The above three studies stress the importance of studying the variety of microglial phenotypes in the CNS. Brain resident microglia and peripheral macrophages should not be combined into one category, neither should the brain resident microglia considered as a single cell entity, since they appear to comprise heterogeneous populations having distinct gene expression signatures, functions, and morphologies depending on the homeostasis status. Future studies aiming to address the roles of microglia in stressed and pathological states should take these new findings into consideration.

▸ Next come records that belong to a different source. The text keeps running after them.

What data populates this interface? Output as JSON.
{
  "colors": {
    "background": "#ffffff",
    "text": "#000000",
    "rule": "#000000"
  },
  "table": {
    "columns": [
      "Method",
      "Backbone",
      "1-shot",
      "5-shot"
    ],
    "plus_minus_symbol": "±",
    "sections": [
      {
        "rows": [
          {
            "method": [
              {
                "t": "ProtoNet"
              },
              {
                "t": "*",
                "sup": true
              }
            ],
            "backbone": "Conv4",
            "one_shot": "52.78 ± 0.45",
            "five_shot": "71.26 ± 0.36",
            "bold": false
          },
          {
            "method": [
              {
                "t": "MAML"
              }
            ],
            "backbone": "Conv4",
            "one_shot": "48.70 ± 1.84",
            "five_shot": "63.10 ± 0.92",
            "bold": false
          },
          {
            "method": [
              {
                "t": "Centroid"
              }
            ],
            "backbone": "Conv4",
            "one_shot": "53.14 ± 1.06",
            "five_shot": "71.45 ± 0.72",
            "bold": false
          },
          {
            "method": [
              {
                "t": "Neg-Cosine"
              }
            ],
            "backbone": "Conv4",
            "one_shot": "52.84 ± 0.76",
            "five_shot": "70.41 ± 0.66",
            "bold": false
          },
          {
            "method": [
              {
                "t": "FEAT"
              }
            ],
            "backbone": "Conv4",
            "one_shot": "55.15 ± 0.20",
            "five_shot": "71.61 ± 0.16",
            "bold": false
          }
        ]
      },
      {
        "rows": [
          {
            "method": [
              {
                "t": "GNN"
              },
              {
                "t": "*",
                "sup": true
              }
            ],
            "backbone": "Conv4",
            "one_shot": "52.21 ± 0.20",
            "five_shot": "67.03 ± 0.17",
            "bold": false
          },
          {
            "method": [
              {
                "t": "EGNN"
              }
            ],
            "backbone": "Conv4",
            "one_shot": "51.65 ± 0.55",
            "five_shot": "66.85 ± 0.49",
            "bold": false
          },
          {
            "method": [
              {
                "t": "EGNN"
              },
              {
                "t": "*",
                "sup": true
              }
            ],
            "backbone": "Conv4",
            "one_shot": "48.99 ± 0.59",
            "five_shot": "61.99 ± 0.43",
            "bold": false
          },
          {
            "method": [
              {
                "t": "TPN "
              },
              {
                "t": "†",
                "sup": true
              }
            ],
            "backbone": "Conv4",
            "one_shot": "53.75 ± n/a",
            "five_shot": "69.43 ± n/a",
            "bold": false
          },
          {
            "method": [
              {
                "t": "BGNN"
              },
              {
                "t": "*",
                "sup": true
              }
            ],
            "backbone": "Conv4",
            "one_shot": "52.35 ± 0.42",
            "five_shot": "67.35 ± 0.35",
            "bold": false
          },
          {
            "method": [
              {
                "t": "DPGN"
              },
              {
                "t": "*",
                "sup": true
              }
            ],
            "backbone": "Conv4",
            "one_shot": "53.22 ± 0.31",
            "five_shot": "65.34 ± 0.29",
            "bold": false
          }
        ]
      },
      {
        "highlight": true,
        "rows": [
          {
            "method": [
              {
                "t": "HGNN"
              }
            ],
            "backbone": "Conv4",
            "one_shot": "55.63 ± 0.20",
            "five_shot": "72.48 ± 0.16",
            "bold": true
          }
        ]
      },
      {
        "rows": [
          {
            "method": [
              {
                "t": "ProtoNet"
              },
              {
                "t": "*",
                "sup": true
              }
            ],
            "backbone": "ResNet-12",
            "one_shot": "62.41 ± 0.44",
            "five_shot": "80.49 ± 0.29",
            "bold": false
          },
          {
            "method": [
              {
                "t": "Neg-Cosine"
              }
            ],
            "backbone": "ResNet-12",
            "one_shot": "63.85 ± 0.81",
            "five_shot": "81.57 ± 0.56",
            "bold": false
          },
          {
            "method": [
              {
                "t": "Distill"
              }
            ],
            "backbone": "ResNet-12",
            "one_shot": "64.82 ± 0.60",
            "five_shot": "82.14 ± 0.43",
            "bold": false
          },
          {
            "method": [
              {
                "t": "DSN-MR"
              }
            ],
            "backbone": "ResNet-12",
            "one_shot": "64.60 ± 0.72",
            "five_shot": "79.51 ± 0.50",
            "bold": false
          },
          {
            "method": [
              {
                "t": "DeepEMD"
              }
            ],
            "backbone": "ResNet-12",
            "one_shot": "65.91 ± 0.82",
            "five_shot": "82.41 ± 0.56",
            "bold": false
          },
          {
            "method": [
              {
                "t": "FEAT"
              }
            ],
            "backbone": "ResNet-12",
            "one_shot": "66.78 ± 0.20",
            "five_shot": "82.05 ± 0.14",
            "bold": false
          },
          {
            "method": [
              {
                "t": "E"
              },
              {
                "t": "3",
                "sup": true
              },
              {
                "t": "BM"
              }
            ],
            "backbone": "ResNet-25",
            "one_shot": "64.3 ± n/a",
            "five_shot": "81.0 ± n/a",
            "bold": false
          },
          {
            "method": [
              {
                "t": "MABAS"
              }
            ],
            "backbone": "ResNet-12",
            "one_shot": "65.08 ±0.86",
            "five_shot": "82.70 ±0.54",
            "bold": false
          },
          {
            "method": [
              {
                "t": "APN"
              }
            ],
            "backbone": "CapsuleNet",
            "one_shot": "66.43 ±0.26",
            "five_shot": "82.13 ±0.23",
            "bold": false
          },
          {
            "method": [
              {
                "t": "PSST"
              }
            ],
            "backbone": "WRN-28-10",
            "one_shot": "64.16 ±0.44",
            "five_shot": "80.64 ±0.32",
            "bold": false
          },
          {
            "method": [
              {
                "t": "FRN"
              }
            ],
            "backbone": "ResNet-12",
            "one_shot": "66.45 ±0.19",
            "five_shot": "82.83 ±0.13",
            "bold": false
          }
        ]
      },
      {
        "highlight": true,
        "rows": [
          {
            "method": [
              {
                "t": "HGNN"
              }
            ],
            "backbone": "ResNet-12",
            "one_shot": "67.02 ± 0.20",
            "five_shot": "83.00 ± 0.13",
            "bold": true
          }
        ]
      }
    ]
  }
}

Conclusion and perspective

The way the brain microglia react to homeostatic changes as in stress and neurodegeneration determines the overall outcome of the brain's capacity to respond to these alterations. These responses contribute to what is known as allostasis or the adaptive measures taken to adapt the organism to the adverse challenges. An imbalance or overload in the adaptive responses to conditions of prolonged stress especially by microglia may lead to altered physiological functions, becoming either maladaptive or pro-inflammatory, thus predisposing the brain to secondary insults in the form of trauma or disease. Hence, microglia were thus proposed to play an important role in linking the adverse effects of chronic stress with the onset and progression of AD (Piirainen et al., 2017). Therefore, a better understanding of the roles and underlying mechanisms by which microglia may contribute to regulating brain functions and behavior in response to changes in the environment under both homeostatic and altered states is required.

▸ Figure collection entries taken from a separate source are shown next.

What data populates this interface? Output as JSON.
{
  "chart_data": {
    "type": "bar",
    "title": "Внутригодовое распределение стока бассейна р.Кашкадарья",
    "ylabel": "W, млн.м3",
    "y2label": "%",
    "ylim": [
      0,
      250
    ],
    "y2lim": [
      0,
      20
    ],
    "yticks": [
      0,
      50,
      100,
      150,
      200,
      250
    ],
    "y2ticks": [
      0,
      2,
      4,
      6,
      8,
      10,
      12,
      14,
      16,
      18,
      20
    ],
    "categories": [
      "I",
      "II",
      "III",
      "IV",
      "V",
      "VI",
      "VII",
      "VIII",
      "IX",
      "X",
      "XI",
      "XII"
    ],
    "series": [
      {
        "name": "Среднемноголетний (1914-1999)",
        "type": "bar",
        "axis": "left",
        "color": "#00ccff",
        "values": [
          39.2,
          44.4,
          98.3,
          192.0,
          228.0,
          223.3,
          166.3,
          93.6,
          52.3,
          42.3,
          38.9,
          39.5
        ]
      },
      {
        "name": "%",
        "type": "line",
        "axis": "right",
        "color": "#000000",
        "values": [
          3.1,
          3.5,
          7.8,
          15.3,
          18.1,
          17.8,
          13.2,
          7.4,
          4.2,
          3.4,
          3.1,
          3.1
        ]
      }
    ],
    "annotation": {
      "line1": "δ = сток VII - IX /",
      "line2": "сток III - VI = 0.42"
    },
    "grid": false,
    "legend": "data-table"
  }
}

While microglia can exacerbate pathological damage during chronic stress and AD pathology via dysregulated complement-mediated phagocytosis, release of inflammatory cytokines, and their mediation of oxidative stress, they may also contribute positively to the restoration of neuronal homeostasis (see Fig. 2). The recent description of novel microglial phenotypes associated with chronic stress and neurodegenerative diseases further supports the view that microglia represent a heterogeneous cell population in which different phenotypes behave differently depending on the context. Through this review, we have attempted to highlight the importance of studying individual microglial phenotypes and their distinct contributions to brain homeostasis and disease, considering that their activities could be selectively targeted to promote neuroprotection in various neurological and neurodegenerative contexts.

Fig. 2

Overview of microglial functions in response to stress and AD pathology.